The objectives of the project were the following:

  1. to implement hybrid parallelisation functionality in the ELMM code to largely improve parallel efficiency on ARCHER and similar supercomputers for modelling city scale environments;
  2. to implement grid nesting functionality in the ELMM code to model very large spatial domains while maintaining high resolution in limited areas of great interest;
  3. to validate and optimise the synthetic turbulence generation functionality in the ELMM code, including to improve parallel efficiency of this subroutine, to allow the code to model any specific problems;
  4. to train other ARCHER users to run and test the ELMM code to expand the user community of the code.


  1. The weak scaling of the optimized code was tested up to 4096 CPU cores. Hybrid MPI/OpenMP version the ELMM itself without the Poisson solver had parallel efficiency of 60 % and is expected to scale further. The Poisson solver scaled consistently with the n*log(n) cost of FFT as t~log100(100 Ncpu) with 55 % efficiency at 4096 CPU. The author of the PFFT library responsible for the transforms demonstrated scaling to much higher CPU counts on a different supercomputer even for pure MPI. We were not able to achieve this in our tests. We were not able to test larger runs on ARCHER.
  2. During the weak testing, the largest grid size tested was 226 million cells. The test case was taken from project DIPLOS with physical size 96x48x12 building heights in high resolution. Given the average building height in London is about 20m, the physical size is 2km x 1 km. With domain nesting the outer domain can have a coarser resolution and domain of 10 km is achievable.
  3. The correctness of implementation of the turbulence generator was verified and the generator was used for generation of small scales at the nesting interface and the correctness of this usage was verified again.
  4. The grid nesting capability was presented by ZT Xie in the UK Urban Working Group workshop, May/2016, MetOffice, Exeter; by V. Fuka in the EGU 2016 conference, Vienna and in the RMets/NCAS workshop, Jul/2016, Manchester; and by ZT Xie in the UK Wind Engineering Conf. Sept/2016, Nottingham. The planned DIPLOS project workshop has been postponed to March 2017, the grid nesting capability and the sharing of the code will be reported and discussed in the DIPLOS workshop.

Summary of the Software

The software ELMM (Extended Large-eddy Microscale Model), hosted at, solves turbulent flow in the atmosphere, optionally with the effects of temperature and moisture stratification. The filtered incompressible Navier-Stokes equations are discretized using the finite volume method. The effects of subgrid turbulence are modelled using several alternative subgrid models.

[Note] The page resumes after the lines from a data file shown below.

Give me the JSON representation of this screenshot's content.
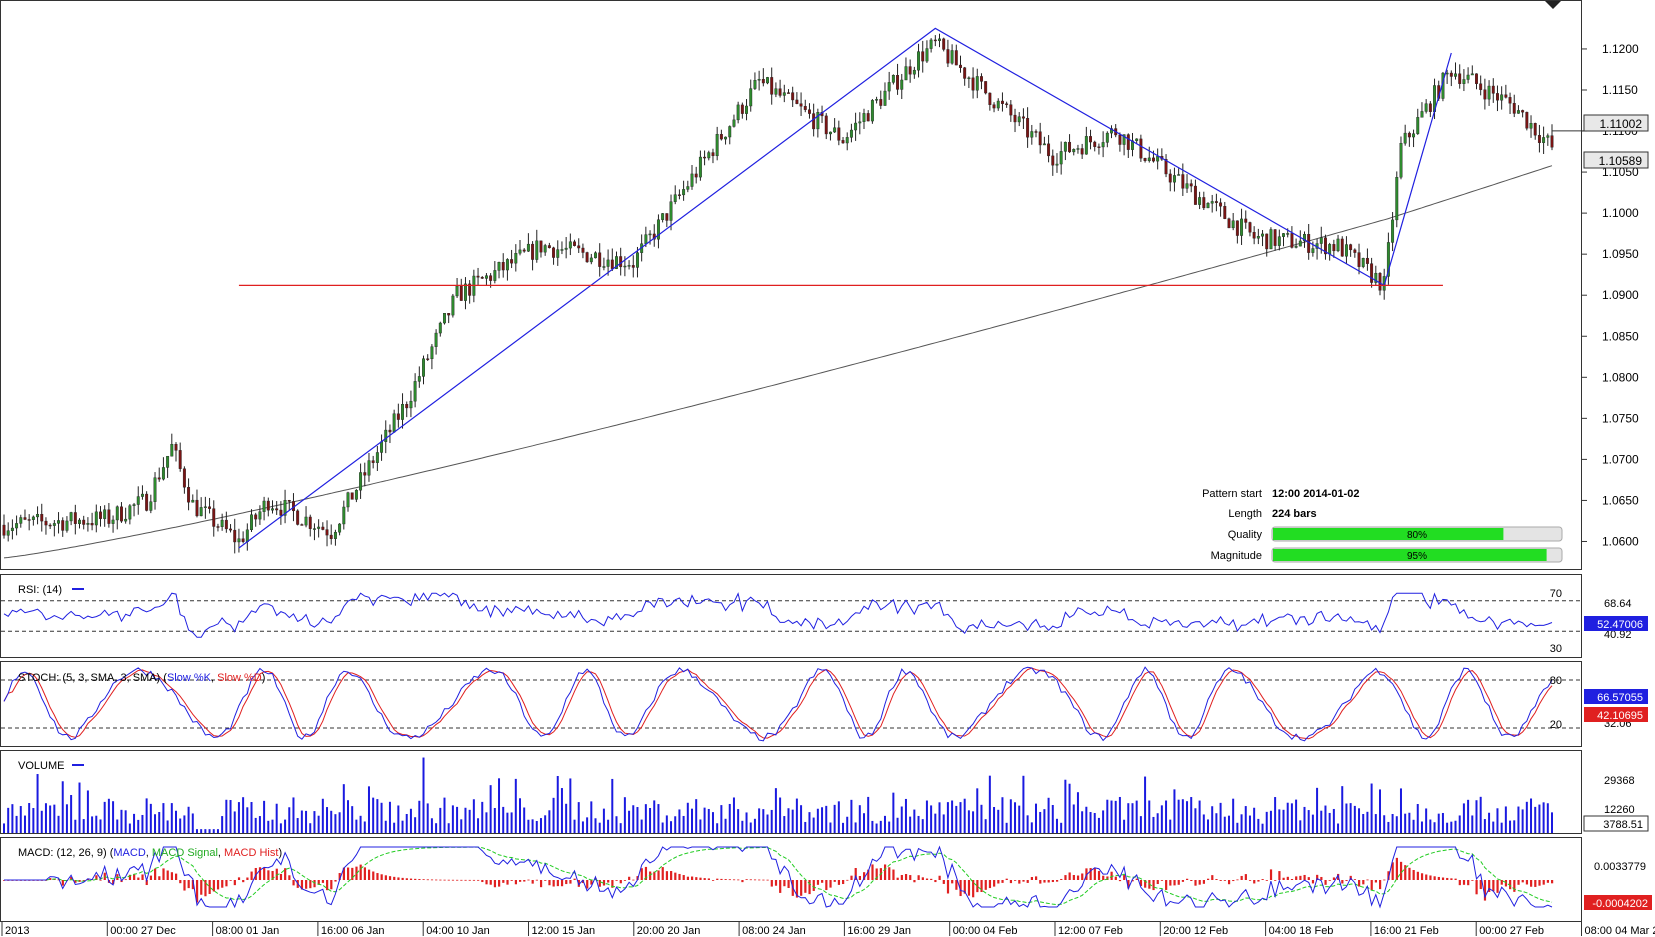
{
  "chart_data": {
    "type": "candlestick",
    "main": {
      "price_ticks": [
        "1.1200",
        "1.1150",
        "1.1100",
        "1.1050",
        "1.1000",
        "1.0950",
        "1.0900",
        "1.0850",
        "1.0800",
        "1.0750",
        "1.0700",
        "1.0650",
        "1.0600"
      ],
      "price_range": [
        1.0575,
        1.1245
      ],
      "current_price": "1.11002",
      "ma_value": "1.10589",
      "support_level": 1.0912,
      "pattern_points": [
        {
          "date": "2014-01-02 12:00",
          "price": 1.0592
        },
        {
          "date": "2014-01-30 08:00",
          "price": 1.1225
        },
        {
          "date": "2014-02-18 04:00",
          "price": 1.0912
        },
        {
          "date": "2014-02-20 00:00",
          "price": 1.1195
        }
      ]
    },
    "x_labels": [
      "2013",
      "00:00 27 Dec",
      "08:00 01 Jan",
      "16:00 06 Jan",
      "04:00 10 Jan",
      "12:00 15 Jan",
      "20:00 20 Jan",
      "08:00 24 Jan",
      "16:00 29 Jan",
      "00:00 04 Feb",
      "12:00 07 Feb",
      "20:00 12 Feb",
      "04:00 18 Feb",
      "16:00 21 Feb",
      "00:00 27 Feb",
      "08:00 04 Mar 2014"
    ],
    "info": {
      "pattern_start_label": "Pattern start",
      "pattern_start_value": "12:00 2014-01-02",
      "length_label": "Length",
      "length_value": "224 bars",
      "quality_label": "Quality",
      "quality_value": 80,
      "quality_text": "80%",
      "magnitude_label": "Magnitude",
      "magnitude_value": 95,
      "magnitude_text": "95%"
    },
    "rsi": {
      "title": "RSI: (14)",
      "levels": [
        "70",
        "30"
      ],
      "level_values": [
        70,
        30
      ],
      "current": "52.47006",
      "mark": "68.64",
      "mark2": "40.92"
    },
    "stoch": {
      "title": "STOCH: (5, 3, SMA, 3, SMA)",
      "k_label": "Slow %K",
      "d_label": "Slow %D",
      "levels": [
        "80",
        "20"
      ],
      "level_values": [
        80,
        20
      ],
      "k_current": "66.57055",
      "d_current": "42.10695",
      "mark": "32.06"
    },
    "volume": {
      "title": "VOLUME",
      "ticks": [
        "29368",
        "12260"
      ],
      "current": "3788.51"
    },
    "macd": {
      "title": "MACD: (12, 26, 9)",
      "macd_label": "MACD",
      "signal_label": "MACD Signal",
      "hist_label": "MACD Hist",
      "tick": "0.0033779",
      "current": "-0.0004202"
    },
    "colors": {
      "bull": "#2e8b2e",
      "bear": "#7a1414",
      "line": "#2020e0",
      "ma": "#555555",
      "support": "#e02020",
      "bar_fill": "#22dd22",
      "signal": "#22cc22",
      "hist": "#e02020"
    }
  }
}
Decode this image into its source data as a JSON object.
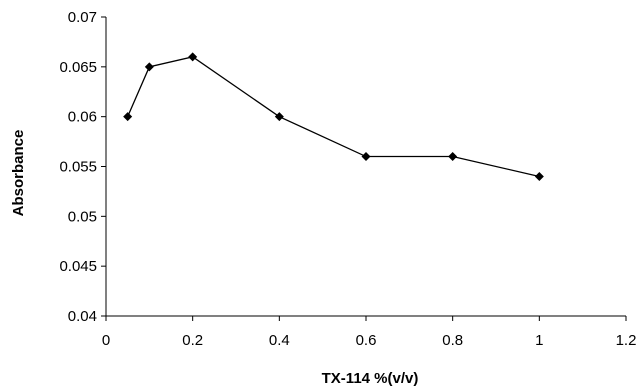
{
  "chart_data": {
    "type": "line",
    "title": "",
    "xlabel": "TX-114 %(v/v)",
    "ylabel": "Absorbance",
    "xlim": [
      0,
      1.2
    ],
    "ylim": [
      0.04,
      0.07
    ],
    "x_ticks": [
      0,
      0.2,
      0.4,
      0.6,
      0.8,
      1,
      1.2
    ],
    "x_tick_labels": [
      "0",
      "0.2",
      "0.4",
      "0.6",
      "0.8",
      "1",
      "1.2"
    ],
    "y_ticks": [
      0.04,
      0.045,
      0.05,
      0.055,
      0.06,
      0.065,
      0.07
    ],
    "y_tick_labels": [
      "0.04",
      "0.045",
      "0.05",
      "0.055",
      "0.06",
      "0.065",
      "0.07"
    ],
    "grid": false,
    "legend": "none",
    "marker": "diamond",
    "line_color": "#000000",
    "marker_color": "#000000",
    "series": [
      {
        "x": [
          0.05,
          0.1,
          0.2,
          0.4,
          0.6,
          0.8,
          1.0
        ],
        "y": [
          0.06,
          0.065,
          0.066,
          0.06,
          0.056,
          0.056,
          0.054
        ]
      }
    ]
  }
}
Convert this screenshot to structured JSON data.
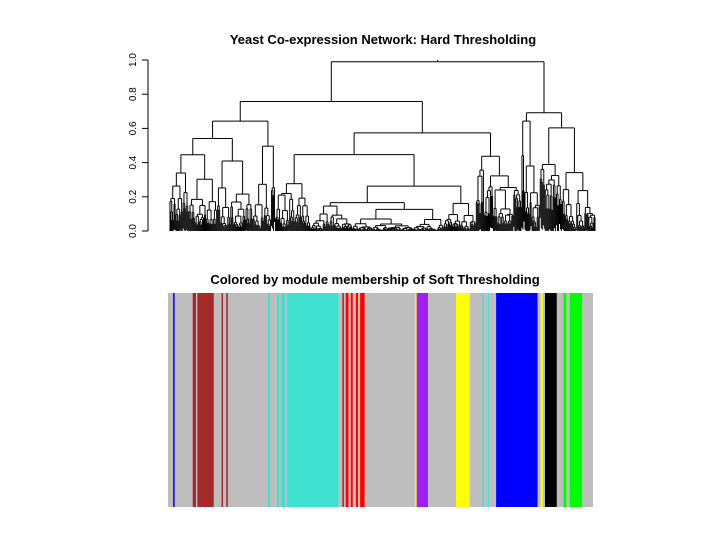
{
  "chart_data": [
    {
      "type": "dendrogram",
      "title": "Yeast Co-expression Network: Hard Thresholding",
      "xlabel": "",
      "ylabel": "",
      "ylim": [
        0.0,
        1.0
      ],
      "yticks": [
        0.0,
        0.2,
        0.4,
        0.6,
        0.8,
        1.0
      ],
      "ytick_labels": [
        "0.0",
        "0.2",
        "0.4",
        "0.6",
        "0.8",
        "1.0"
      ],
      "leaf_count": 420,
      "root_height": 1.0,
      "merge_height_range": [
        0.0,
        0.99
      ]
    },
    {
      "type": "color-bar",
      "title": "Colored by module membership of Soft Thresholding",
      "xlabel": "",
      "ylabel": "",
      "segments": [
        {
          "color": "grey",
          "start": 0.0,
          "end": 0.012
        },
        {
          "color": "blue",
          "start": 0.012,
          "end": 0.016
        },
        {
          "color": "grey",
          "start": 0.016,
          "end": 0.058
        },
        {
          "color": "brown",
          "start": 0.058,
          "end": 0.066
        },
        {
          "color": "grey",
          "start": 0.066,
          "end": 0.069
        },
        {
          "color": "brown",
          "start": 0.069,
          "end": 0.108
        },
        {
          "color": "grey",
          "start": 0.108,
          "end": 0.126
        },
        {
          "color": "brown",
          "start": 0.126,
          "end": 0.13
        },
        {
          "color": "grey",
          "start": 0.13,
          "end": 0.137
        },
        {
          "color": "brown",
          "start": 0.137,
          "end": 0.141
        },
        {
          "color": "grey",
          "start": 0.141,
          "end": 0.235
        },
        {
          "color": "turquoise",
          "start": 0.235,
          "end": 0.24
        },
        {
          "color": "grey",
          "start": 0.24,
          "end": 0.256
        },
        {
          "color": "turquoise",
          "start": 0.256,
          "end": 0.262
        },
        {
          "color": "grey",
          "start": 0.262,
          "end": 0.266
        },
        {
          "color": "turquoise",
          "start": 0.266,
          "end": 0.277
        },
        {
          "color": "grey",
          "start": 0.277,
          "end": 0.28
        },
        {
          "color": "turquoise",
          "start": 0.28,
          "end": 0.402
        },
        {
          "color": "grey",
          "start": 0.402,
          "end": 0.41
        },
        {
          "color": "brown",
          "start": 0.41,
          "end": 0.414
        },
        {
          "color": "grey",
          "start": 0.414,
          "end": 0.418
        },
        {
          "color": "red",
          "start": 0.418,
          "end": 0.425
        },
        {
          "color": "grey",
          "start": 0.425,
          "end": 0.43
        },
        {
          "color": "red",
          "start": 0.43,
          "end": 0.435
        },
        {
          "color": "grey",
          "start": 0.435,
          "end": 0.442
        },
        {
          "color": "red",
          "start": 0.442,
          "end": 0.447
        },
        {
          "color": "grey",
          "start": 0.447,
          "end": 0.452
        },
        {
          "color": "red",
          "start": 0.452,
          "end": 0.463
        },
        {
          "color": "grey",
          "start": 0.463,
          "end": 0.582
        },
        {
          "color": "yellow",
          "start": 0.582,
          "end": 0.585
        },
        {
          "color": "purple",
          "start": 0.585,
          "end": 0.612
        },
        {
          "color": "grey",
          "start": 0.612,
          "end": 0.678
        },
        {
          "color": "yellow",
          "start": 0.678,
          "end": 0.71
        },
        {
          "color": "grey",
          "start": 0.71,
          "end": 0.74
        },
        {
          "color": "turquoise",
          "start": 0.74,
          "end": 0.744
        },
        {
          "color": "grey",
          "start": 0.744,
          "end": 0.752
        },
        {
          "color": "turquoise",
          "start": 0.752,
          "end": 0.756
        },
        {
          "color": "grey",
          "start": 0.756,
          "end": 0.772
        },
        {
          "color": "blue",
          "start": 0.772,
          "end": 0.87
        },
        {
          "color": "grey",
          "start": 0.87,
          "end": 0.877
        },
        {
          "color": "yellow",
          "start": 0.877,
          "end": 0.882
        },
        {
          "color": "grey",
          "start": 0.882,
          "end": 0.887
        },
        {
          "color": "black",
          "start": 0.887,
          "end": 0.915
        },
        {
          "color": "grey",
          "start": 0.915,
          "end": 0.93
        },
        {
          "color": "green",
          "start": 0.93,
          "end": 0.938
        },
        {
          "color": "grey",
          "start": 0.938,
          "end": 0.945
        },
        {
          "color": "green",
          "start": 0.945,
          "end": 0.975
        },
        {
          "color": "grey",
          "start": 0.975,
          "end": 1.0
        }
      ]
    }
  ],
  "colors": {
    "grey": "#bebebe",
    "blue": "#0000ff",
    "brown": "#a52a2a",
    "turquoise": "#40e0d0",
    "red": "#ff0000",
    "purple": "#a020f0",
    "yellow": "#ffff00",
    "black": "#000000",
    "green": "#00ff00",
    "axis": "#000000"
  }
}
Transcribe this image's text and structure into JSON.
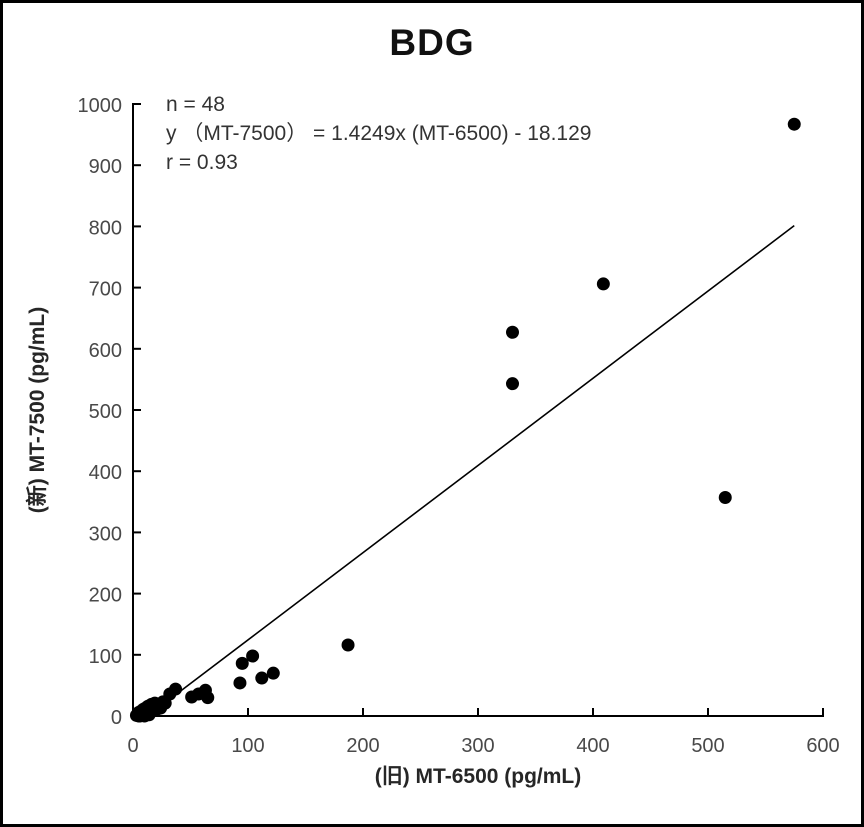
{
  "chart_data": {
    "type": "scatter",
    "title": "BDG",
    "xlabel": "(旧) MT-6500 (pg/mL)",
    "ylabel": "(新) MT-7500 (pg/mL)",
    "annotation": {
      "n": "n = 48",
      "equation": "y （MT-7500） = 1.4249x (MT-6500) - 18.129",
      "r": "r = 0.93"
    },
    "xlim": [
      0,
      600
    ],
    "ylim": [
      0,
      1000
    ],
    "xticks": [
      0,
      100,
      200,
      300,
      400,
      500,
      600
    ],
    "yticks": [
      0,
      100,
      200,
      300,
      400,
      500,
      600,
      700,
      800,
      900,
      1000
    ],
    "grid": false,
    "legend_position": "none",
    "marker_color": "#000000",
    "line_color": "#000000",
    "axis_color": "#000000",
    "tick_label_color": "#494949",
    "regression": {
      "slope": 1.4249,
      "intercept": -18.129,
      "n": 48,
      "r": 0.93,
      "x_draw_max": 575
    },
    "points": [
      [
        3,
        1
      ],
      [
        4,
        3
      ],
      [
        5,
        0
      ],
      [
        5,
        6
      ],
      [
        6,
        0
      ],
      [
        6,
        2
      ],
      [
        7,
        8
      ],
      [
        7,
        1
      ],
      [
        8,
        4
      ],
      [
        9,
        11
      ],
      [
        9,
        2
      ],
      [
        10,
        6
      ],
      [
        10,
        0
      ],
      [
        11,
        13
      ],
      [
        12,
        3
      ],
      [
        12,
        9
      ],
      [
        13,
        16
      ],
      [
        14,
        6
      ],
      [
        14,
        2
      ],
      [
        15,
        11
      ],
      [
        16,
        19
      ],
      [
        17,
        8
      ],
      [
        18,
        14
      ],
      [
        19,
        21
      ],
      [
        20,
        11
      ],
      [
        21,
        17
      ],
      [
        22,
        12
      ],
      [
        23,
        19
      ],
      [
        24,
        13
      ],
      [
        26,
        23
      ],
      [
        28,
        21
      ],
      [
        32,
        36
      ],
      [
        37,
        44
      ],
      [
        51,
        31
      ],
      [
        57,
        36
      ],
      [
        63,
        42
      ],
      [
        65,
        30
      ],
      [
        93,
        54
      ],
      [
        95,
        86
      ],
      [
        104,
        98
      ],
      [
        112,
        62
      ],
      [
        122,
        70
      ],
      [
        187,
        116
      ],
      [
        330,
        543
      ],
      [
        330,
        627
      ],
      [
        409,
        706
      ],
      [
        515,
        357
      ],
      [
        575,
        967
      ]
    ]
  }
}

The pressure-velocity coupling is achieved using the projection method. In this method a discrete Poisson equation is solved. The solution of this elliptic system typically requires a considerable part of the total CPU time. The Poisson equation is solved using the custom library PoisFFT ( which uses the discrete fast Fourier transform from the FFTW3 library and its parallel wrapper PFFT (

Currently, thanks to this project, ELMM can employ the OpenMP parallelization for shared memory computers, MPI for distributed memory computers, and their hybrid combination.

The model typically needs to be recompiled according to the needs of the user and is not supplied as a pre-compiled ARCHER module. After installing all prerequisites the compilation of ELMM is very simple. With the exception of PFFT and PoisFFT all prerequisites are already installed on ARCHER. However, the most recent version of FFTW on ARCHER removed the OpenMP versions of the library which are required for the OpenMP and hybrid version of ELMM. Therefore, an older version of the FFTW module must be selected on ARCHER.